Centrifugal pumps are the devices which convert the mechanical energy into hydraulic energy by means of centrifugal force acting on the fluid. Centrifugal pumps are classified as roto dynamic type of pumps in which a dynamic pressure is developed to lift liquids from lower level to higher level. The basic working principle of centrifugal pump is that when a certain mass of liquid is made to rotate by an external force, it is thrown away from the central axis of rotation and a centrifugal pressure is developed which raises the liquid to higher level.
Classification of Centrifugal Pumps
Based on their utility, design and constructional features, centrifugal pumps can be classified as follows
- Shape and type of casing
- Volute or spiral casing
- Vortex or whirlpool casing
- Volute casing with guide blades.
- Working head
- Low head (up to 15m)
- Medium head (15m to 40m)
- High head (over 40m).
- Number of stages
- Single stage centrifugal pumps
- Multi stage centrifugal pumps.
- Liquid handled
- Closed impeller pump
- Semi closed impeller pump
- Open impeller pump.
- Specified speed
- Low specific speed pumps
- Medium specific speed pumps
- High specific speed pumps.
- Number of entrances to the impeller
- Single suction or single entry pump
- Double suction or double entry pump.
Main Components of a Centrifugal Pump
A centrifugal pump consists of the following elements,
- Suction pipe, strainer and foot valve
- Delivery pipe and delivery valve.
A rotating element consists of a vaned rotor called impeller. The impeller is mounted on a shaft which connects to the shaft of an electric motor. The vanes of the impeller may be curved, cylindrical or have more complex surfaces. But generally, series of backward curved vanes are equally spaced around the periphery of the shaft. The unit has a finite number of vanes, usually six to twelve. The impellers are of any one of the following three types.

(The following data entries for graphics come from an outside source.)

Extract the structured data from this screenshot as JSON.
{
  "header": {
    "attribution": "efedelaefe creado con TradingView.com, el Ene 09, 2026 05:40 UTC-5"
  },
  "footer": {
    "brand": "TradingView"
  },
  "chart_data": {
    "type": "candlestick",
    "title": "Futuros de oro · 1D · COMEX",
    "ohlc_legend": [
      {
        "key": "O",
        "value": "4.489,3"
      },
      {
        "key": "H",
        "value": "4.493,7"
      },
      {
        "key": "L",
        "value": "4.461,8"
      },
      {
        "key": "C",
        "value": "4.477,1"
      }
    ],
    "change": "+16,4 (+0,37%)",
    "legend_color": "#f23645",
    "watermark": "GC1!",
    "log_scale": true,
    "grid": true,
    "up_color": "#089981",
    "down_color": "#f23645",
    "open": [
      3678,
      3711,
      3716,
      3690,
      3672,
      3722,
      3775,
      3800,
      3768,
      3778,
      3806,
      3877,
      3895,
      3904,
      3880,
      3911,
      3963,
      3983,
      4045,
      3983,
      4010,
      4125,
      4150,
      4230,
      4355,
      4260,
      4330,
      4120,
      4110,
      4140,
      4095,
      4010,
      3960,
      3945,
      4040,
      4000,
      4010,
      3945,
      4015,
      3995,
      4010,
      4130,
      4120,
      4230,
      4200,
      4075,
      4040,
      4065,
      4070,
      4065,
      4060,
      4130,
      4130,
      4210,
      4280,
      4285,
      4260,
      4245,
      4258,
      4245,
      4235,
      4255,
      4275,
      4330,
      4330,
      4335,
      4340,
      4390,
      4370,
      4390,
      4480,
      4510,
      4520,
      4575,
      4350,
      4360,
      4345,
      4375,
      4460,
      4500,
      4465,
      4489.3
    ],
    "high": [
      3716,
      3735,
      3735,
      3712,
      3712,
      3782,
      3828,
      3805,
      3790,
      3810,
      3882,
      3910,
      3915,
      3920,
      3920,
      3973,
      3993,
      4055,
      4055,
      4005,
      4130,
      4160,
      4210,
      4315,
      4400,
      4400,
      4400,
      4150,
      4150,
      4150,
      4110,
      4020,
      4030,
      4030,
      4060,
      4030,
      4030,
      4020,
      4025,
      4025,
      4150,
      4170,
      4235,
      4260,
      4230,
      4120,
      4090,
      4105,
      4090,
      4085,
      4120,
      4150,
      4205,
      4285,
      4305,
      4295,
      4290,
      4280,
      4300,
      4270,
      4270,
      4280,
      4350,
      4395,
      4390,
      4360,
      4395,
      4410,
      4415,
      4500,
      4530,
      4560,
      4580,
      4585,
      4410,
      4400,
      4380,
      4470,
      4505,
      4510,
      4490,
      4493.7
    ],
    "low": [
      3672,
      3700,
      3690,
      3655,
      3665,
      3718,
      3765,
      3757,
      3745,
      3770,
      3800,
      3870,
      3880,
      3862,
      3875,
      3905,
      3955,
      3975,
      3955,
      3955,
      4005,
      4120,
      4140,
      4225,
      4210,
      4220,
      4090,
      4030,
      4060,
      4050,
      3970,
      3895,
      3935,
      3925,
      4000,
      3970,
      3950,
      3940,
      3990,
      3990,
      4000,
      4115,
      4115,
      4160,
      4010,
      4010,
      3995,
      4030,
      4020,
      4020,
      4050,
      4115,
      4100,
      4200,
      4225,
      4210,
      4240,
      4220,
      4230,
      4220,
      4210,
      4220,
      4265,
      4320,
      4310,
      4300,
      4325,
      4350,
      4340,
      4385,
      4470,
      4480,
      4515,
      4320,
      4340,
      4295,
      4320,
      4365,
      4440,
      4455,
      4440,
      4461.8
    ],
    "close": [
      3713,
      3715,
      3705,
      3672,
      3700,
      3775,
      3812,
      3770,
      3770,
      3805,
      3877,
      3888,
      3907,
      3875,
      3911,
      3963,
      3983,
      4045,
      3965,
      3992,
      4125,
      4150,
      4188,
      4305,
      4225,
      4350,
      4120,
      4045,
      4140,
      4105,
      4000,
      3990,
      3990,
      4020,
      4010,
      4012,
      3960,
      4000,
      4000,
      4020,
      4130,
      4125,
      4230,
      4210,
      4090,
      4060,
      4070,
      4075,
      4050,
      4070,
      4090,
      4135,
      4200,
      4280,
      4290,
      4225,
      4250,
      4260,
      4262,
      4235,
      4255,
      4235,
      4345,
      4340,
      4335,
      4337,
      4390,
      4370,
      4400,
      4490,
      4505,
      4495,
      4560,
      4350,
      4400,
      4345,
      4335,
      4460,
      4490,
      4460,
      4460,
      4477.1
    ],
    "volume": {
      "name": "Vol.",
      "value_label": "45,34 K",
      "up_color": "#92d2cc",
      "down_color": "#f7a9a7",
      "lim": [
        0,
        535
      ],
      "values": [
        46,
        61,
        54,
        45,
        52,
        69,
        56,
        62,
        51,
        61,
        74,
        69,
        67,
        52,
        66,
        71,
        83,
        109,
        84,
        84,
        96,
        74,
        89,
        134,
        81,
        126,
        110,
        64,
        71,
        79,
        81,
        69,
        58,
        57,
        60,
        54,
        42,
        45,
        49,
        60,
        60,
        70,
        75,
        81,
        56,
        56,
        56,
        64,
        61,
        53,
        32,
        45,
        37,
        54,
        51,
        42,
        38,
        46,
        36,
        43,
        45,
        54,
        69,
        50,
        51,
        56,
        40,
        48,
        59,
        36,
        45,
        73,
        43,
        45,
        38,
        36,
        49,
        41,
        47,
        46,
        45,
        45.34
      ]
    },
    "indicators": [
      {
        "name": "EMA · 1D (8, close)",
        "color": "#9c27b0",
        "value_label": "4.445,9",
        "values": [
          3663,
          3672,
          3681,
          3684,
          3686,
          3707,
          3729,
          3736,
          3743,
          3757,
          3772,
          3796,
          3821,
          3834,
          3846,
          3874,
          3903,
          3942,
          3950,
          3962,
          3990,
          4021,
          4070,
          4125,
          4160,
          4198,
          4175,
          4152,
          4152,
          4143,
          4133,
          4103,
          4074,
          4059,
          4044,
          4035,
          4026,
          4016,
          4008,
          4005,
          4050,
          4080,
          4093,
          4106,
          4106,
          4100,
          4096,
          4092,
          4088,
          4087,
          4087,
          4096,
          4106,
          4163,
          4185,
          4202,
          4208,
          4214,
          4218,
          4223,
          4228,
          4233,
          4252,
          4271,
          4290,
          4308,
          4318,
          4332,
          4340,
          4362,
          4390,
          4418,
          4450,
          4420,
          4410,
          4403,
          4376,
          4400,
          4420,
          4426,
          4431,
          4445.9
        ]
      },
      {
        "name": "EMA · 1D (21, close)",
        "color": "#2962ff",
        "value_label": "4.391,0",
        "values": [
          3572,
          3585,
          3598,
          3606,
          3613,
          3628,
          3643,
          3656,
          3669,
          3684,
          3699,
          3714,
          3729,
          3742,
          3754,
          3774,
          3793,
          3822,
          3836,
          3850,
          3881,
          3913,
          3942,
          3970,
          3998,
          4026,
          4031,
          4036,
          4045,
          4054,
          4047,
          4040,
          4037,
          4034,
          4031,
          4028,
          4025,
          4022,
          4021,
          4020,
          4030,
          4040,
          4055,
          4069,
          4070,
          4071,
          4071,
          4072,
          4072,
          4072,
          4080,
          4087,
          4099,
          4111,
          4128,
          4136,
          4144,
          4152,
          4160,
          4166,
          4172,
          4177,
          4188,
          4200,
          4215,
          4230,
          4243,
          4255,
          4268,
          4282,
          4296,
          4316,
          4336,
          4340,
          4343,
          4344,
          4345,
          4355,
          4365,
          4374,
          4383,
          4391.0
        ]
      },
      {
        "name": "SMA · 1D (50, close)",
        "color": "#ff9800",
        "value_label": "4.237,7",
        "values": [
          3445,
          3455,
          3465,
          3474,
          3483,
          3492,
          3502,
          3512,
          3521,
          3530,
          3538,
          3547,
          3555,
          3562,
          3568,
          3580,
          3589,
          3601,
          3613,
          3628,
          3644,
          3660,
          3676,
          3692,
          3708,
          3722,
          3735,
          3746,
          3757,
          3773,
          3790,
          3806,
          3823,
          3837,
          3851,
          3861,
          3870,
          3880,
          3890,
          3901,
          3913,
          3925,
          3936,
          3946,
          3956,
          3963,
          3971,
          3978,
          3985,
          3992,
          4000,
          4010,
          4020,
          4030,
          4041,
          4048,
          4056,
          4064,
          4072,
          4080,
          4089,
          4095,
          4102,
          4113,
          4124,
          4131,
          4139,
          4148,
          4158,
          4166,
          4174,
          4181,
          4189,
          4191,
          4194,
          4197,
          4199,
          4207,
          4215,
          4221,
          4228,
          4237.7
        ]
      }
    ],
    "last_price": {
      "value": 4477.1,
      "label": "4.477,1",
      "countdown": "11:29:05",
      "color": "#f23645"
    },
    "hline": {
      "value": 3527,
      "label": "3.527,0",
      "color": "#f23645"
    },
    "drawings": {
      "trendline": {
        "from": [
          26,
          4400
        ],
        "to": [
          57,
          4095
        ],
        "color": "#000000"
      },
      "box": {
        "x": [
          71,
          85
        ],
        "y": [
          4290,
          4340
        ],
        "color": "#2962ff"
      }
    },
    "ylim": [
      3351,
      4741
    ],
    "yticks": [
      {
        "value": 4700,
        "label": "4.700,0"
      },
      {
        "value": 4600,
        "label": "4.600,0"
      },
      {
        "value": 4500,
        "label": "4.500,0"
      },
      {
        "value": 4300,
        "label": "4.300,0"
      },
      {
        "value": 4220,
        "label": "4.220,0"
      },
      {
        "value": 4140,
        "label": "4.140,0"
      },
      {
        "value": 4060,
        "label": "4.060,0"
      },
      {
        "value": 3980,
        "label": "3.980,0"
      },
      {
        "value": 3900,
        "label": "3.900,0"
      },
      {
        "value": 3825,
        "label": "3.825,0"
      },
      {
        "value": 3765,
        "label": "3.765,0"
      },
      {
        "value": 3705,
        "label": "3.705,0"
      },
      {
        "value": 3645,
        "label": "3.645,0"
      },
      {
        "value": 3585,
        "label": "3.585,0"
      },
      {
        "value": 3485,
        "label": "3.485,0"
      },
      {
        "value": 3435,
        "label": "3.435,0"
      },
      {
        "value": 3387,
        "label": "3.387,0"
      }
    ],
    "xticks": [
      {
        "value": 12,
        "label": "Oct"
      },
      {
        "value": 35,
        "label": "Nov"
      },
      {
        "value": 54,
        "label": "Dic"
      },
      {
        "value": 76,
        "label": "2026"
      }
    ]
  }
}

Shrouded or closed impeller:
Figure (a) shows this type of impeller in which vanes are provided with metal cover plates or shrouds on both sides. The closed impeller provides a better guidance for the liquid and is more efficient.
Semi open type impeller:
Figure shows this type of impeller in which vanes has only the base plate and no crown plate.
Figure (c) shows the types of impeller in which vanes have neither the crown plate nor the base plate. The vanes are open on both sides.
It is an air tight chamber surrounding the impeller. It is similar to the casing of a reaction turbine. It contains suction and discharge arrangements and supporting for bearings. The essential purposes of casing are
- to guide water to and from the impeller, and
- to partially convert the kinetic energy into pressure energy.
Suction pipe, strainer and foot valve:
Suction pipe connects the centre (eye) of the impeller to the sump from which the liquid is to be lifted. The pipe is air tight so that there is no possibility of formation of air pockets. Suction pipe is provided with a strainer at its lower end so as to prevent the entry of solid particles, debris etc. into the pump.
The foot valve is a one-way valve located above the strainer into the suction pipe. It is used to fill the pump with liquid before it is started (i.e., priming) and it prevents back flow, when the pump is stopped.
Delivery pipe and delivery valve:
One end of the delivery pipe is connected to the outlet of the pump and the other end delivers the liquid to the required height. A regulating valve provided just near the pump outlet serves the control liquid flow.